Before turning to anthropology Nadel pursued musical interests. He wrote a biography of the Italian composer Ferruccio Benvenuto Busoni and a work on musical typology, and he toured with his own opera company. In 1932 he entered the London School of Economics, encountering anthropologists C.G. Seligman and Bronisław Malinowski. He made his first expedition to the Nupe and other Nigerian peoples (1934–36) and then examined the Nuba of the Anglo-Egyptian Sudan (1938–40). His first major work, A Black Byzantium (1942), dealing with the Nupe, presented the theoretical basis of his ethnographic method. In The Nuba (1947) he examined structural constants shared by ten tribal groups.
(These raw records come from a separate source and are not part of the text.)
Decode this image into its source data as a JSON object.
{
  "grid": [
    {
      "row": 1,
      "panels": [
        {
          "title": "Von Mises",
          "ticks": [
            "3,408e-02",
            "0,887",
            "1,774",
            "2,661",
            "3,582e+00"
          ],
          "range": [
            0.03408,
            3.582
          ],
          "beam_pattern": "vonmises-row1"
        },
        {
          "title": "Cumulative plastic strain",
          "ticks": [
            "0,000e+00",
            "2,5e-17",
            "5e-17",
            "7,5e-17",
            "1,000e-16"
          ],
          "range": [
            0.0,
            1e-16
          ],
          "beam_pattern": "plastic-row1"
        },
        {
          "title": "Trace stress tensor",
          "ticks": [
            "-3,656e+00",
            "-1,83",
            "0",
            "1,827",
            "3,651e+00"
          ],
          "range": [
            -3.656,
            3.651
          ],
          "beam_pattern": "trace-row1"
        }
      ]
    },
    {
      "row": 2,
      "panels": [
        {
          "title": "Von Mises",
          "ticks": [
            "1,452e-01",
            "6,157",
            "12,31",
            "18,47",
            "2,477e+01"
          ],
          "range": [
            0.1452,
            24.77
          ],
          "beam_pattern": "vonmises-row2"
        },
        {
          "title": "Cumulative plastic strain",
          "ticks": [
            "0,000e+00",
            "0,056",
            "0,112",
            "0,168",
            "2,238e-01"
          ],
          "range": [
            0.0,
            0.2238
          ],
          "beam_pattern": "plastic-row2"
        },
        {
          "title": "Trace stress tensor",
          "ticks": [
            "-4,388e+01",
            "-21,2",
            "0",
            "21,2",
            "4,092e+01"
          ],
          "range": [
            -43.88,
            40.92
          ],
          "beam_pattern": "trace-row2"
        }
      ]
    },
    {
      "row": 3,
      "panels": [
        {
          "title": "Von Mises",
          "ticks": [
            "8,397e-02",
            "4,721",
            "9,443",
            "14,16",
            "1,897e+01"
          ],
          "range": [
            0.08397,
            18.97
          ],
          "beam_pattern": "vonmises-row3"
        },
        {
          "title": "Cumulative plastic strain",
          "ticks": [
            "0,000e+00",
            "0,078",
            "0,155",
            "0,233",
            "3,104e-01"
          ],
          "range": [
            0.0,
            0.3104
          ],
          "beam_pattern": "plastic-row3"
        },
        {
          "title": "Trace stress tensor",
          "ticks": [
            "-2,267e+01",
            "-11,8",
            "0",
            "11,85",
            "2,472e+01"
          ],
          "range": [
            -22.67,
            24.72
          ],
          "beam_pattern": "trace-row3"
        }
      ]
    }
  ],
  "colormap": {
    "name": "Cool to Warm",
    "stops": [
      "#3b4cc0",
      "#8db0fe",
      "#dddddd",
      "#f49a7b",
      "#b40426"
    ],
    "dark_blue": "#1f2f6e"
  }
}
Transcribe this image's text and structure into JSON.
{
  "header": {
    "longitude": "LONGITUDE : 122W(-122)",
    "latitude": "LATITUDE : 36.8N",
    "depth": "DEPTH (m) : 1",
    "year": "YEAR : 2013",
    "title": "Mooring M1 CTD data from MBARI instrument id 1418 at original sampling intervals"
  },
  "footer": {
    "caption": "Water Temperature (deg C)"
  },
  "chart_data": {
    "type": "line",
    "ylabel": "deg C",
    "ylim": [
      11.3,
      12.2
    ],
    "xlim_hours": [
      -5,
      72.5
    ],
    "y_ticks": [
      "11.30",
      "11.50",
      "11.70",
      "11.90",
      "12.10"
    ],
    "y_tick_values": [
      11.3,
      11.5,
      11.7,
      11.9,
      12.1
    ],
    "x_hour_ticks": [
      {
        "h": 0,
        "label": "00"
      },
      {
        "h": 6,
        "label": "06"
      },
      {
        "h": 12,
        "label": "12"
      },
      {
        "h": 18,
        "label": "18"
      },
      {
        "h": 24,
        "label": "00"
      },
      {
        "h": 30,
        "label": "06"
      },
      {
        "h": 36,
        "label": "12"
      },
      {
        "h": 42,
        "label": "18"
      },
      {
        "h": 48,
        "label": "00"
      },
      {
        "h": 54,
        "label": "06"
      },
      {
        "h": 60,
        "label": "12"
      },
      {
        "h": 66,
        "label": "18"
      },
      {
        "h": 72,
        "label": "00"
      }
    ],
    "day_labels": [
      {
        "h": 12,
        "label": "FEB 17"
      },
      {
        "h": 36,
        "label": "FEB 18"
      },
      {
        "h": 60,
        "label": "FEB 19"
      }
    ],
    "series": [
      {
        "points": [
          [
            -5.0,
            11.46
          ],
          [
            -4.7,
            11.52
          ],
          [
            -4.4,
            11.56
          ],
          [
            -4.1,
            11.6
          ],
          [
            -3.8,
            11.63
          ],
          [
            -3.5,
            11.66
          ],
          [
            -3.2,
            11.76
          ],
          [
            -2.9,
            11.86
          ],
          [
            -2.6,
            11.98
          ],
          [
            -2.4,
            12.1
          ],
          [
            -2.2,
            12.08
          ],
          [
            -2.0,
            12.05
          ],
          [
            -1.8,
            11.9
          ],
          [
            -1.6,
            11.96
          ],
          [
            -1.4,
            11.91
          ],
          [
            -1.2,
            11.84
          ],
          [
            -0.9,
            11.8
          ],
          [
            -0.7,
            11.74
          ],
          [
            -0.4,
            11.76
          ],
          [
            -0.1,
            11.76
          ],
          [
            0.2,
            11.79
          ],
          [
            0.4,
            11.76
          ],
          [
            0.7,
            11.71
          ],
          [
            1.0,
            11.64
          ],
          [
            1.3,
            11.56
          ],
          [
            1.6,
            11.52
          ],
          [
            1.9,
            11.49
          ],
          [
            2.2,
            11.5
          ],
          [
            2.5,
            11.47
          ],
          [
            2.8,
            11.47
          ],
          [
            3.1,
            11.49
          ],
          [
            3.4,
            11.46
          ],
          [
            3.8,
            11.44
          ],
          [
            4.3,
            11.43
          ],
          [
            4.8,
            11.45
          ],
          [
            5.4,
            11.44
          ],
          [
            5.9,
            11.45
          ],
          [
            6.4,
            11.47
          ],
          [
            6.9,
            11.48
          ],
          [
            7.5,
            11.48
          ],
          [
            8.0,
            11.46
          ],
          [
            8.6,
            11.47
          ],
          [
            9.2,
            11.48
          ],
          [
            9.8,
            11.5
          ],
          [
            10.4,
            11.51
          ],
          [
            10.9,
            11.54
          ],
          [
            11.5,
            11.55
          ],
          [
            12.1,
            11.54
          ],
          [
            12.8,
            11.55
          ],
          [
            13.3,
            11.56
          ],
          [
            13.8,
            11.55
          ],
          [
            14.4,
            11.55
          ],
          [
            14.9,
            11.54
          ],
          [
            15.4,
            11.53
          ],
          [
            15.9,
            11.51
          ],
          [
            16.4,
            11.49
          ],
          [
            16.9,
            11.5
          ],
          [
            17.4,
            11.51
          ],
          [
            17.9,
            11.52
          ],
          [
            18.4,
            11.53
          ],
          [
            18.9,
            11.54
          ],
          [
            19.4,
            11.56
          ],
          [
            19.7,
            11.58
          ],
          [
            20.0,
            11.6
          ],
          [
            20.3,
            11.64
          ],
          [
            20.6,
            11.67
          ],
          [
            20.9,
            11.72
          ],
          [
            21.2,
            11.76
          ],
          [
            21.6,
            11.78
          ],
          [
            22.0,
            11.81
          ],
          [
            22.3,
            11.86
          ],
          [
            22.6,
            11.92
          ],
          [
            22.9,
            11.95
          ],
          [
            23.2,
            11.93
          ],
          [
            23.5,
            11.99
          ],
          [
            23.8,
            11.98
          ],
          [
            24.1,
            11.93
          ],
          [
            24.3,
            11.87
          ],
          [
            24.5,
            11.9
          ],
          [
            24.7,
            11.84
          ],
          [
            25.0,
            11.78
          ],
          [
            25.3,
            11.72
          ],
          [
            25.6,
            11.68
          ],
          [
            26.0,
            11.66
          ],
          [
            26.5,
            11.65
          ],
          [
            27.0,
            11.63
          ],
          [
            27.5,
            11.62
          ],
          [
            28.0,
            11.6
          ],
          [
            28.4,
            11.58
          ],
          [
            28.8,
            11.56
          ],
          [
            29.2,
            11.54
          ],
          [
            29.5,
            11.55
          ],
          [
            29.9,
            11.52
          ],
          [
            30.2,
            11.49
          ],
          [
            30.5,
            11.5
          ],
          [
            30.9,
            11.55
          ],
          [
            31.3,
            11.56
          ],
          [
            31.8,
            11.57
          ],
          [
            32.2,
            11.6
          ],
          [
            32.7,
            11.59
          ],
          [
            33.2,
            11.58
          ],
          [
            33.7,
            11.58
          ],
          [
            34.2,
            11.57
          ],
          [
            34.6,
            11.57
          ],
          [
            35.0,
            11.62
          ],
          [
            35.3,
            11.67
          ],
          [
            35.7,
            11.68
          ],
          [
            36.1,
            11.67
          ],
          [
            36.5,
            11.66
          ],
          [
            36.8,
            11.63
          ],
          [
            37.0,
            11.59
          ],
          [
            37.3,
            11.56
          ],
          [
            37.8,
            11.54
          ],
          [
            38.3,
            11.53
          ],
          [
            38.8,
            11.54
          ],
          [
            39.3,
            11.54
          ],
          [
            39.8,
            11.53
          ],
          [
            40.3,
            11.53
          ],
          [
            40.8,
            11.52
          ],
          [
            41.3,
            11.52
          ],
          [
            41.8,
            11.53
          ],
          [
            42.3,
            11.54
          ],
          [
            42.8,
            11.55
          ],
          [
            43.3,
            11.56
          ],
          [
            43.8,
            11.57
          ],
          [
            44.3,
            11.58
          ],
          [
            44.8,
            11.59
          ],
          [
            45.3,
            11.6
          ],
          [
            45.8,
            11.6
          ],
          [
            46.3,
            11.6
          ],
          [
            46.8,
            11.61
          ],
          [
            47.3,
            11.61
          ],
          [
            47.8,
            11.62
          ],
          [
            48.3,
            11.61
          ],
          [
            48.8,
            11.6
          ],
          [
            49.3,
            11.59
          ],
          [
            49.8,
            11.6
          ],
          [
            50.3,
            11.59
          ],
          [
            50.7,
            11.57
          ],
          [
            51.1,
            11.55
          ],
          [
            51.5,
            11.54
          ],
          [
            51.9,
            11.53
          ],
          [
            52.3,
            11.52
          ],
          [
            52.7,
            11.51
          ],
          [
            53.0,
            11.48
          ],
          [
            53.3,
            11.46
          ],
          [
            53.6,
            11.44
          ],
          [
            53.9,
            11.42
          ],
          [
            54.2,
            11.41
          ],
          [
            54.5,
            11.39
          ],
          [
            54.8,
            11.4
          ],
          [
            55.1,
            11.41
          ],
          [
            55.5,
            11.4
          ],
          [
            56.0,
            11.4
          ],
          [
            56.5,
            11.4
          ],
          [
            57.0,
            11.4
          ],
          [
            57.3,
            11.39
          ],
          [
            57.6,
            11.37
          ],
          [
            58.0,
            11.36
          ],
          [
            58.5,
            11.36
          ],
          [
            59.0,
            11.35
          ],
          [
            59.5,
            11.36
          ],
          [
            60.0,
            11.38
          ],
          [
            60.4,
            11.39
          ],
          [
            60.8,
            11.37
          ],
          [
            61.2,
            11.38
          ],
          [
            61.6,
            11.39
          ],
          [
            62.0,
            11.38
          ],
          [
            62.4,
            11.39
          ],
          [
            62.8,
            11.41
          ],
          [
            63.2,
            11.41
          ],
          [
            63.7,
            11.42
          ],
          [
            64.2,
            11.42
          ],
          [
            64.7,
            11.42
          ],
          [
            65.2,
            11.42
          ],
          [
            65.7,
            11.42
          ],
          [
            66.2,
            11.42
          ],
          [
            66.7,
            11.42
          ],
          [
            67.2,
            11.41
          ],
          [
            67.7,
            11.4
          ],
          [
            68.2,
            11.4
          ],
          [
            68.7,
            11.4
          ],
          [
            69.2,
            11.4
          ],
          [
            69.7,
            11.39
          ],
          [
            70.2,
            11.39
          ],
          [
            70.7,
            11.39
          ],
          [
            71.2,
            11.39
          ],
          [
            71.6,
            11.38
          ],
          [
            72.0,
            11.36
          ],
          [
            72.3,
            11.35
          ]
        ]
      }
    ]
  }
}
Nadel was a reader in anthropology at the University of Durham in England (1948–50) and professor of anthropology at the University of Canberra (1950–56). Apart from Nupe Religion (1954), his other works are theoretical and reveal the influence of, among others, Malinowski, the sociologist Max Weber, the philosopher Alfred North Whitehead, and the psychologist Kurt Koffka. In The Foundations of Social Anthropology (1951) he asserted that the main task of the science is to explain as well as to describe aim-controlled, purposive behavior. Suggesting that sociological facts emerge from psychological facts, he indicated that full explanations are to be derived from psychological exploration of motivation and consciousness. In his posthumous Theory of Social Structure (1958), sometimes regarded as one of the 20th century’s foremost theoretical works in the social sciences, Nadel examined social roles, which he considered to be crucial in the analysis of social structure.